O escritor Lima Barreto

O conto A biblioteca, de 1920, narra o drama de Fausto Carregal, um farmacêutico que transportou consigo, até a velhice, uma vasta coleção de livros; única herança dos tempos grandiosos da família. Todas as outras lembranças haviam sido vendidas, doadas e perdidas ao longo dos anos. Aqueles volumes antigos e raros eram sua referência à memória paterna, como se deles emanasse alguma energia ou espírito ancestral. A questão para Fausto, no fim da vida, se concentrava em saber quem iria preservar esse legado.

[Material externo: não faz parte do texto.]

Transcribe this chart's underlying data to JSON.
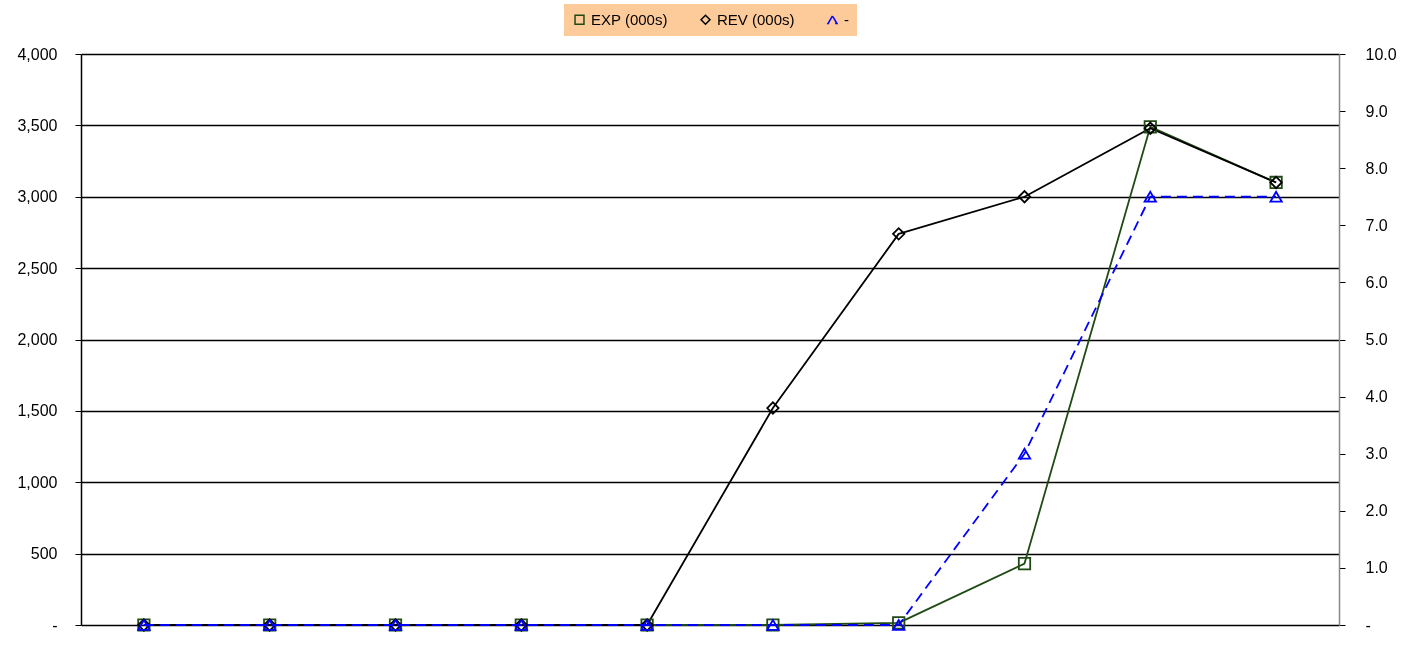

A história relatada parece refletir a própria preocupação do autor, Lima Barreto. Já combalido e muito doente, o romancista, morador do bairro de Todos os Santos, no Rio de Janeiro, talvez estivesse, por meio dessa história, a se perguntar sobre o destino de seus pertences literários. Ao longo de anos, o escritor constituiu uma substantiva e generosa coleção, cuidadosamente catalogada, com direito a ex-líbris em cada um dos exemplares.

Bibliotecas particulares por si só despertam fascínio e curiosidade. Os livros expostos em estantes, além de representarem simbolicamente a posse de conhecimento ou cultura, quase sempre também revelam um pouco da natureza de seu dono. Há por vezes toda uma configuração específica, com o uso de móveis finos e de materiais bem elaborados para se criar uma atmosfera de requinte e sofisticação.

No caso de Lima, o seu acervo pessoal, ao contrário do das casas abastadas dos bairros dos ricos, antes de consagrar e exemplificar a reprodução de estruturas absurdamente desiguais de poder político, econômico e cultural, se apresenta como uma teimosa exceção. Num país em que a imensa maioria era analfabeta e que há poucas décadas abolira o regime de escravidão, as centenas de livros de um escritor negro causam estranheza e desconfiança na vizinhança dos subúrbios.

Rua no bairro Todos os Santos, no Rio

O seu mundo cabe todo em um quarto na Rua Major Mascarenhas. É lá que se refugia, quando não está no centro da cidade. Além de biblioteca, o cômodo é o dormitório e o escritório do autor. Ali se distancia fisicamente da vizinhança e dos outros moradores: seus irmãos, diferentes dele em termos de visão de mundo (exceção para Evangelina, professora de piano, que lhe era mais próxima); e dos gritos e delírios do pai, adoecido há anos com problemas mentais.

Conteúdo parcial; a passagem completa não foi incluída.